In GNSS terminology, observations refer to the raw measurements that a receiver extracts from satellite signals, the fundamental data upon which all positioning calculations depend. These measurements capture the physical properties of radio waves traveling from satellites to the receiver antenna, providing the distance and velocity information needed to compute position solutions ranging from meter-level navigation to centimeter-level surveying accuracy.
The three primary GNSS observation types serve different positioning purposes. Pseudorange observations measure the apparent distance to each satellite based on the travel time of the signal’s code modulation, providing meter-level ranging precision suitable for standard navigation. Carrier phase observations track the accumulated phase of the carrier wave itself, achieving millimeter-level ranging precision essential for RTK and other high-accuracy techniques, though with an inherent integer ambiguity that must be resolved. Doppler observations measure the frequency shift of the carrier wave caused by relative motion between satellite and receiver, providing velocity information and aiding in carrier phase tracking.
Observations are collected at regular time intervals (epochs) and recorded with precise timestamps synchronized to GNSS time. Professional receivers may output observations at rates from 1 Hz to 100 Hz depending on application requirements.

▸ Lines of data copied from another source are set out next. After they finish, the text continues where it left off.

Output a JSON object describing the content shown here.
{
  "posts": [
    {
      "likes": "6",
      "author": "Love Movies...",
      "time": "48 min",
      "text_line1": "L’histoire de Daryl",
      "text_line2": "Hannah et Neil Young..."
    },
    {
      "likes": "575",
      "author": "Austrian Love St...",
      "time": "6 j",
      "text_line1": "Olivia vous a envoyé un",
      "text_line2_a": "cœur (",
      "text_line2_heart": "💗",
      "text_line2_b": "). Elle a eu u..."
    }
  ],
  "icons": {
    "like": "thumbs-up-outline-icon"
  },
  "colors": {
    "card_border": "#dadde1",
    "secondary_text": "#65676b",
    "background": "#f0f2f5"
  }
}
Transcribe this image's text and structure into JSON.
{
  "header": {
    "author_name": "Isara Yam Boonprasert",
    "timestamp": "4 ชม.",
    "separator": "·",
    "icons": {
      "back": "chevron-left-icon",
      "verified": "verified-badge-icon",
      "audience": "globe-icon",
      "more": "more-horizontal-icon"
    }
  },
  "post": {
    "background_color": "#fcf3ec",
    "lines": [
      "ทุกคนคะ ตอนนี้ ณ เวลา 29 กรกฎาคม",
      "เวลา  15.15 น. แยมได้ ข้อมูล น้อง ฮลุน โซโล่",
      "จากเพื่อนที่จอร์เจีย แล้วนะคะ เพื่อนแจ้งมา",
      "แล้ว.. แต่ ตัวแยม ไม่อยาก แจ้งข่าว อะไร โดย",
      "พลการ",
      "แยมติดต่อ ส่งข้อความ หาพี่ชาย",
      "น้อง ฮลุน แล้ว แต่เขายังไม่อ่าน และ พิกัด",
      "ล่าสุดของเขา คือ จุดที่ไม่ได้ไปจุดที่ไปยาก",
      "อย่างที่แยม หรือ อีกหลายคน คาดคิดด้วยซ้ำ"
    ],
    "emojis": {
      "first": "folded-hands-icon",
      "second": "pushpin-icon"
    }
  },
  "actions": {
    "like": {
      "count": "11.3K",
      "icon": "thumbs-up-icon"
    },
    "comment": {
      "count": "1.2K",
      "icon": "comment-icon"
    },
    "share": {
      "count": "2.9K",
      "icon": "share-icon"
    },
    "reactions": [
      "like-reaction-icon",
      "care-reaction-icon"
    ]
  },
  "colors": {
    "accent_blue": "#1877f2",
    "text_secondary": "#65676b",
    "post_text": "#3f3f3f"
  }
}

Each observation includes metadata such as the signal type (L1, L2, L5, etc.), satellite identifier, signal quality indicators (carrier-to-noise ratio), and tracking status flags. The quality and completeness of observation data directly determines achievable positioning performance.
For precision positioning applications, observations from multiple sources are combined through differential processing. RTK systems difference observations between base station and rover to cancel common errors. Network RTK uses observations from multiple reference stations to model error variations across a region. Post-processing workflows combine rover observations with reference station data for offline position determination. In all cases, the quality of raw observations, affected by factors including signal strength, multipath, interference, and atmospheric conditions, ultimately limits the accuracy of derived positions.